Laut Bundesgerichtshof darf die Mindestmietdauer für Wohnraum maximal vier Jahre betragen, da ansonsten der Mieter unangemessen benachteiligt wird. Werden mehr als vier Jahre vereinbart, dann ist die Klausel ungültig und die gesetzliche Kündigungsfrist gilt.

Üblicherweise werden Laufzeiten zwischen ein und vier Jahren abgeschlossen. Der Deutsche Mieterbund schätzt, dass mittlerweile jede fünfte Wohnung so vermietet wird.

Weitere Immobilienurteile

Fenster putzen: Das Putzen von Fenstern, die sich nicht öffnen lassen, ist eine schwierige Aufgabe. Daher forderte ein Mieter einer Loftwohnung, bei der sich nicht alle Fenster öffnen ließen, seinen Vermieter auf, die starren Fensterelemente alle drei Monate von außen reinigen zu lassen. Zur Begründung gab er an, dass durch die regelmäßige Verschmutzung der Fenster der Blick nach draußen nur beschränkt möglich und somit der Wohnwert gemindert sei. Nachdem das Landgericht Mainz dem Mieter zum Teil Recht gab, ging der Fall bis zum Bundesgerichtshof (BGH). Die Richter des BGH entschieden, dass die bloße Fensterreinigung nicht zu den Instandhaltungs- oder Instandsetzungsaufgaben eines Vermieters gehört. Der Mieter kann die Reinigungskosten nicht auf den Vermieter abwälzen.   

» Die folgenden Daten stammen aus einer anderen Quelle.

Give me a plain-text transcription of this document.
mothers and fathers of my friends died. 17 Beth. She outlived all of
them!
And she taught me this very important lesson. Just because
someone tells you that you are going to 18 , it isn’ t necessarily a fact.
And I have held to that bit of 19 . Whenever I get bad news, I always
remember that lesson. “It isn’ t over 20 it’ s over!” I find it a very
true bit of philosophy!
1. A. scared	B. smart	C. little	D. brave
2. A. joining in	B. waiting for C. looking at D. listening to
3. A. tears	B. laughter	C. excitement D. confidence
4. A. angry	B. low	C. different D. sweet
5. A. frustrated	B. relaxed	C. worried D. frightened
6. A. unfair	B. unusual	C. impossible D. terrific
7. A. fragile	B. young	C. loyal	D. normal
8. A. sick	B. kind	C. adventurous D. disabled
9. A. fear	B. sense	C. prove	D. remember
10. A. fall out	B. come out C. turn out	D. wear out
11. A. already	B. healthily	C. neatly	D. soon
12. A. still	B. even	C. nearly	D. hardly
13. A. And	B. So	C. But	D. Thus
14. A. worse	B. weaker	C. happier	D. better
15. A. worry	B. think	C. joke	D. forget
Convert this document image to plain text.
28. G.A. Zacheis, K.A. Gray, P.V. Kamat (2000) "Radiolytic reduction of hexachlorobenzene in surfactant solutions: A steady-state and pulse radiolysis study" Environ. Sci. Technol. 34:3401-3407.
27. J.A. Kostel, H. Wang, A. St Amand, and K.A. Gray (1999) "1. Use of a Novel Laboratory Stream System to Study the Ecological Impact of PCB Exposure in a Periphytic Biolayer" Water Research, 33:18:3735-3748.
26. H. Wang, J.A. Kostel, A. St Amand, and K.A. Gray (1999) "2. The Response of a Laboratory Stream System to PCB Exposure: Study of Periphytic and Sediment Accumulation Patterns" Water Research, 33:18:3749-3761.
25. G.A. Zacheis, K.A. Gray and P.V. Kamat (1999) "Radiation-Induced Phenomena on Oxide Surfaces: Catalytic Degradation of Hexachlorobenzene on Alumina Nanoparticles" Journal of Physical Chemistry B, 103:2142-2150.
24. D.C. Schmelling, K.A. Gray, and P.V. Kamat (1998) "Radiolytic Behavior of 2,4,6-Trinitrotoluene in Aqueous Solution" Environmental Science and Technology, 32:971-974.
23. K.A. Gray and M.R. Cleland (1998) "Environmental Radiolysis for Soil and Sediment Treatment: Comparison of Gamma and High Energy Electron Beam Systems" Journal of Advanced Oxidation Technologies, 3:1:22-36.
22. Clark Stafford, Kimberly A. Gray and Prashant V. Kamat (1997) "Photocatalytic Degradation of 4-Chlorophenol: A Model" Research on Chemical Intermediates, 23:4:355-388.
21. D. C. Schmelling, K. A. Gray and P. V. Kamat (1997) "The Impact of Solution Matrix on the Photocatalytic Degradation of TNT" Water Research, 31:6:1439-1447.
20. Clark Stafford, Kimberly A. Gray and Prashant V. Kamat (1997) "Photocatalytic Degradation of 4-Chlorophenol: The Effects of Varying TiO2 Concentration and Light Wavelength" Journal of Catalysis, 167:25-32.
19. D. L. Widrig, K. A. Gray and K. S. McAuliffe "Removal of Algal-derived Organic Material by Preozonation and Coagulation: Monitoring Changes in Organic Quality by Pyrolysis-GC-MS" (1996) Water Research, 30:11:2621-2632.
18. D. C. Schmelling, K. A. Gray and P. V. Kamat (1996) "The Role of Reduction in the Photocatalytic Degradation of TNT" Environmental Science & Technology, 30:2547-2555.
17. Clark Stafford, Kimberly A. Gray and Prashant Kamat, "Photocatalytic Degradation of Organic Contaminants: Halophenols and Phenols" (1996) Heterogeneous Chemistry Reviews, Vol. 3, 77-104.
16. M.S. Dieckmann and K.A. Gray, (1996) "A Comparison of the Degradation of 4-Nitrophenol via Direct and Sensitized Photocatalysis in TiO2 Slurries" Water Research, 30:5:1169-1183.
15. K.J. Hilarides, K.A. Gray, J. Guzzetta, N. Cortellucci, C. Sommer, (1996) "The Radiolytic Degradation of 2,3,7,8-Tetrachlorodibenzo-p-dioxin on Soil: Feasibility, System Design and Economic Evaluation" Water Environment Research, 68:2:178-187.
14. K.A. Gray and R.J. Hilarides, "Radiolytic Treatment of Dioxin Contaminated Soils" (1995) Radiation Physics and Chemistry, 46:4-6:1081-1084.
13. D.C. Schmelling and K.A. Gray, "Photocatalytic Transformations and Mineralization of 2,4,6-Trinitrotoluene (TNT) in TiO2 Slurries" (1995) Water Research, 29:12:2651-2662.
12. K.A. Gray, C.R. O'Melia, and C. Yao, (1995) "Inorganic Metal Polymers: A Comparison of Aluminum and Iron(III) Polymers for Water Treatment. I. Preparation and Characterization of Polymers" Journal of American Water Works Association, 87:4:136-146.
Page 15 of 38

"Besenreine" Wohnung: Viele Wohnungen müssen laut Mietvertrag nach dem Auszug „besenrein“ übergeben werden. Doch was ist darunter zu verstehen? Nach einem Urteil des Bundesgerichtshofes heißt es, dass die Wohnung mit einem Besen grob gereinigt werden muss. Der Mieter hat seine Pflicht erfüllt, wenn er grobe Verschmutzungen beseitigt hat. Die Formulierung „besenrein“ begründet keine spezielle Reinigungsverpflichtung.